Sentenza di Cassazione Penale Sez. 2 Num. 41103 Anno 2024
Penale Sent. Sez. 2 Num. 41103 Anno 2024
Presidente: COGNOME NOME
Relatore: COGNOME NOME
Data Udienza: 13/09/2024
SENTENZA
sul ricorso proposto da:
COGNOME NOME, nato a Cefalù il DATA_NASCITA
avverso la sentenza del 01/12/2023 della Corte d’appello di Palermo (Quarta sezione penale)

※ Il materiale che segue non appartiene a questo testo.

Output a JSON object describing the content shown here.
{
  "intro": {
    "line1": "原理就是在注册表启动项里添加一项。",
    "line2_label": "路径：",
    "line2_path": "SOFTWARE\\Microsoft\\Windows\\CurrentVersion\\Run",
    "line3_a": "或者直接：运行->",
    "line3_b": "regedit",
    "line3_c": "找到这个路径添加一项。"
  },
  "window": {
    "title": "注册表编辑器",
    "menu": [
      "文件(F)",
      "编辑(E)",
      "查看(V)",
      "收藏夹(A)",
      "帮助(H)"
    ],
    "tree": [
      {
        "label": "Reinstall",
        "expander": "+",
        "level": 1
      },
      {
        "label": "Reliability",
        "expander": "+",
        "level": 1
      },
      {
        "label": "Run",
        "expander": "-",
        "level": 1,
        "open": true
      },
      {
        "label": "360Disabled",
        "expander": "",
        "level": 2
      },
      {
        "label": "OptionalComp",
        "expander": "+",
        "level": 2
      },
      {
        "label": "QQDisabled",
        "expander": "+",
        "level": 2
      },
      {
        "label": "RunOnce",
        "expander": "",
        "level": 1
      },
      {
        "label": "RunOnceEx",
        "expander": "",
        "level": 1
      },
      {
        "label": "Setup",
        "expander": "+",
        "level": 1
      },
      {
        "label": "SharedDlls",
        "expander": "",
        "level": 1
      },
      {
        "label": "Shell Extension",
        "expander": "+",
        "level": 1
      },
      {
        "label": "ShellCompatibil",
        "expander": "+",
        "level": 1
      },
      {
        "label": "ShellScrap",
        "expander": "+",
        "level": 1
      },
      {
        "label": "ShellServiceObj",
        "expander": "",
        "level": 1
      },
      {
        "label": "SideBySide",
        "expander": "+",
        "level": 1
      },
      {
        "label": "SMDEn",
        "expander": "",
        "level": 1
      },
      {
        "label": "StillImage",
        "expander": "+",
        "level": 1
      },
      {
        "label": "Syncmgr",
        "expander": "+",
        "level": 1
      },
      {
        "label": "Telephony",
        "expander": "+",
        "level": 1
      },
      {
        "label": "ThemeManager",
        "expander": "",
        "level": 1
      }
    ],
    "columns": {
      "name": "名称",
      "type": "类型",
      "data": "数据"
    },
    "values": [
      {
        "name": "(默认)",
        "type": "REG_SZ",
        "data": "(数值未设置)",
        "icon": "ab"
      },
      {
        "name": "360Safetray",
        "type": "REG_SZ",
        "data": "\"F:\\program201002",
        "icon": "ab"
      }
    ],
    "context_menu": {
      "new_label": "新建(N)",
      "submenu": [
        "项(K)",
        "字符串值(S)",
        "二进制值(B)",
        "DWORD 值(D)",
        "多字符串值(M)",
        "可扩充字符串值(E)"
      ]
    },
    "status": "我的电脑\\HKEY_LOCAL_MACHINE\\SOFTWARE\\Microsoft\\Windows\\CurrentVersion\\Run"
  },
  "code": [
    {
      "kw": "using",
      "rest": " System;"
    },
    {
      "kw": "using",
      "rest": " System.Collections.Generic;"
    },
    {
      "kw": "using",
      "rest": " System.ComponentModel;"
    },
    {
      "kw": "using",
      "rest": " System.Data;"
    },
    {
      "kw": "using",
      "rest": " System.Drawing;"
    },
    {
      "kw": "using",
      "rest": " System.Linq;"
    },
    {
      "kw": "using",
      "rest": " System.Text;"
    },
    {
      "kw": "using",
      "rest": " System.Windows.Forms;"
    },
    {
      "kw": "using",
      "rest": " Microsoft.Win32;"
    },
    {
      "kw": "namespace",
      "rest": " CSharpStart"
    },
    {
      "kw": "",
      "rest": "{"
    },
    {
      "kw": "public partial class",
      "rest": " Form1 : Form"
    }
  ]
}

visti gli atti, il provvedimento impugnato e il ricorso;
udita la relazione svolta dal Consigliere NOME COGNOME;
udito il Pubblico Ministero, in persona del AVV_NOTAIO Generale NOME AVV_NOTAIO, il quale ha concluso chiedendo che la sentenza impugnata venga annullata con rinvio;
udito l’AVV_NOTAIO, in difesa di COGNOME NOME, il quale ha chiesto l’annullamento della sentenza impugnata.
RITENUTO IN FATTO
Con sentenza del 01/12/2023, la Corte d’appello di Palermo confermava la sentenza del 31/05/2022 del G.u.p. del Tribunale di Termisi Imerese, emessa in esito a giudizio abbreviato, di condanna di NOME COGNOME alla pena di un anno di reclusione ed € 600,00 di multa (pena sospesa) per il reato di appropriazione indebita di documentazione di proprietà di NOME COGNOME, della quale il COGNOME aveva il possesso per avere svolto, dal 06/03/2015 al 15/05/2019, l’attività di procuratore generale del COGNOME, soggetto non vedente.
Avverso l’indicata sentenza del 01/12/2023 della Corte d’appello di Palermo, ha proposto ricorso per cassazione, per il tramite dei propri difensori AVV_NOTAIO e AVV_NOTAIO, NOME COGNOME, affidato a quattro motivi.
2.1. Con il primo motivo, il ricorrente deduce «iolazione dell’art. 606 comma 1 lett. b) in relazione all’art. 646 c.p. (elemento oggettivo) ed e) per contraddittorietà della motivazione».
Con tale motivo il COGNOME prospetta due profili di censura.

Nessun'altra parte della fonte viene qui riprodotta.